The human brain can generate intense, involuntary obsessions with another person in a phenomenon known as limerence. This experience often arises suddenly and is characterized by persistent thoughts, racing heartbeats, and sexual fantasies about someone who is frequently unaware of these feelings. Limerence typically involves a one-sided fixation fueled by uncertainty, where the unknown feelings of the other person create a space for hope and possibility.
Such feelings are not uncommon when individuals revisit past relationships during times of emotional upheaval. It is a familiar pattern to find one’s mind returning to an ex-partner in search of comfort. Engaging with the memory or fantasy of a previous relationship can serve as a coping mechanism, especially when enough time has passed to soften the originally painful aspects of the breakup. This process is partially explained by the psychological concept known as fading affect bias, where negative emotions tied to past events diminish faster than positive ones, helping individuals regulate their emotional state and recover from trauma.

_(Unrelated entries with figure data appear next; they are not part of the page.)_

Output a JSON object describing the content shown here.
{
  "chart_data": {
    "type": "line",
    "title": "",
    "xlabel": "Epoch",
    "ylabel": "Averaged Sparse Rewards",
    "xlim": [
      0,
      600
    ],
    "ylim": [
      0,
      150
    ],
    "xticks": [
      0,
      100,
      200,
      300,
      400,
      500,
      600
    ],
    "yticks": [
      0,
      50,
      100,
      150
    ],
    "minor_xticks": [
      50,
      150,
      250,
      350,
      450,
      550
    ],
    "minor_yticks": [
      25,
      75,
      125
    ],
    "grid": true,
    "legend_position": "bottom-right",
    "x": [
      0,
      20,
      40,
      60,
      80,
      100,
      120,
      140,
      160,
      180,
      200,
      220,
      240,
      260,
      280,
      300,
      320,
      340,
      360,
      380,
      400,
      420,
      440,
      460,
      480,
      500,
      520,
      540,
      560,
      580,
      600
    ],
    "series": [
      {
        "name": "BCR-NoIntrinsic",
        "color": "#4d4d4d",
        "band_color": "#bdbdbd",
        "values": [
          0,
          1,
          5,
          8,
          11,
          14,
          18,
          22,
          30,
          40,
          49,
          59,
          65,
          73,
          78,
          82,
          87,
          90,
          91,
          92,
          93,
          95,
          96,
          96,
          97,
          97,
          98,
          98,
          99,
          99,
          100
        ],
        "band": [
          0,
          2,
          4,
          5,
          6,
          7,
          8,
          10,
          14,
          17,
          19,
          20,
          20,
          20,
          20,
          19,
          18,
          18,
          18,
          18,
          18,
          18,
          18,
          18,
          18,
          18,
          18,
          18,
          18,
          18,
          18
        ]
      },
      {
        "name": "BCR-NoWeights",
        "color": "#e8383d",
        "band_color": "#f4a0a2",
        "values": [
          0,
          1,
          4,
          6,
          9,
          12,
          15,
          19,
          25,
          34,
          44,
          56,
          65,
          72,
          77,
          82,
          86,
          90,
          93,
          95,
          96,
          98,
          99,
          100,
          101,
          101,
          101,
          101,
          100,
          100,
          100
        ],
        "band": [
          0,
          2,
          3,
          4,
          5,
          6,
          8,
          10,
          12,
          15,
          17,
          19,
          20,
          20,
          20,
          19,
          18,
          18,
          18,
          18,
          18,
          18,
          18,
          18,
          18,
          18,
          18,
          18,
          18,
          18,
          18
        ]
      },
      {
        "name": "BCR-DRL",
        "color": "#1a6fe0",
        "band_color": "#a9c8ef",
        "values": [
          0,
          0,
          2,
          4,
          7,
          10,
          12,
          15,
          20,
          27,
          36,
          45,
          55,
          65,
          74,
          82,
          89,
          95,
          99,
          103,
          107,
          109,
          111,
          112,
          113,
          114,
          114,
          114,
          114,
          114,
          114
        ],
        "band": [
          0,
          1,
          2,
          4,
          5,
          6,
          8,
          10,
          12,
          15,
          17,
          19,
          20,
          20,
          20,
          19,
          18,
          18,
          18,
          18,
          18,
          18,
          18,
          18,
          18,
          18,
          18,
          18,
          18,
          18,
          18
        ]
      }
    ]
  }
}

This effect is particularly pronounced following more amicable separations, such as those involving co-parenting arrangements. The presence of a child can deepen the emotional complexity; parents might find themselves wondering if different circumstances—such as adapting to an unexpected pregnancy or approaching the relationship with less defensiveness—could have led to a happier family unit. The shared parenting experience often adds layers of "what-if" reflections that intensify the tendency to idealize the past.
Experts note that dwelling on previous relationships can serve as a psychological refuge during difficult periods but may also prevent individuals from fully engaging with the present. The former partner, having been a significant figure for many years, especially in the life of a child, may represent a more familiar and seemingly safer choice than introducing a new partner. Feelings of guilt about the impact of the breakup on the child’s relationship with their other parent can further complicate these thoughts.
While fantasizing about an ex-partner is a nuanced response that extends beyond mere self-soothing, maintaining a realistic perspective is crucial. Prioritizing the well-being of the child and acknowledging the legitimate reasons behind the relationship’s end can prevent such reflections from causing harm. For many, these feelings are temporary and may provide necessary emotional space as they adjust to life as a single parent once again.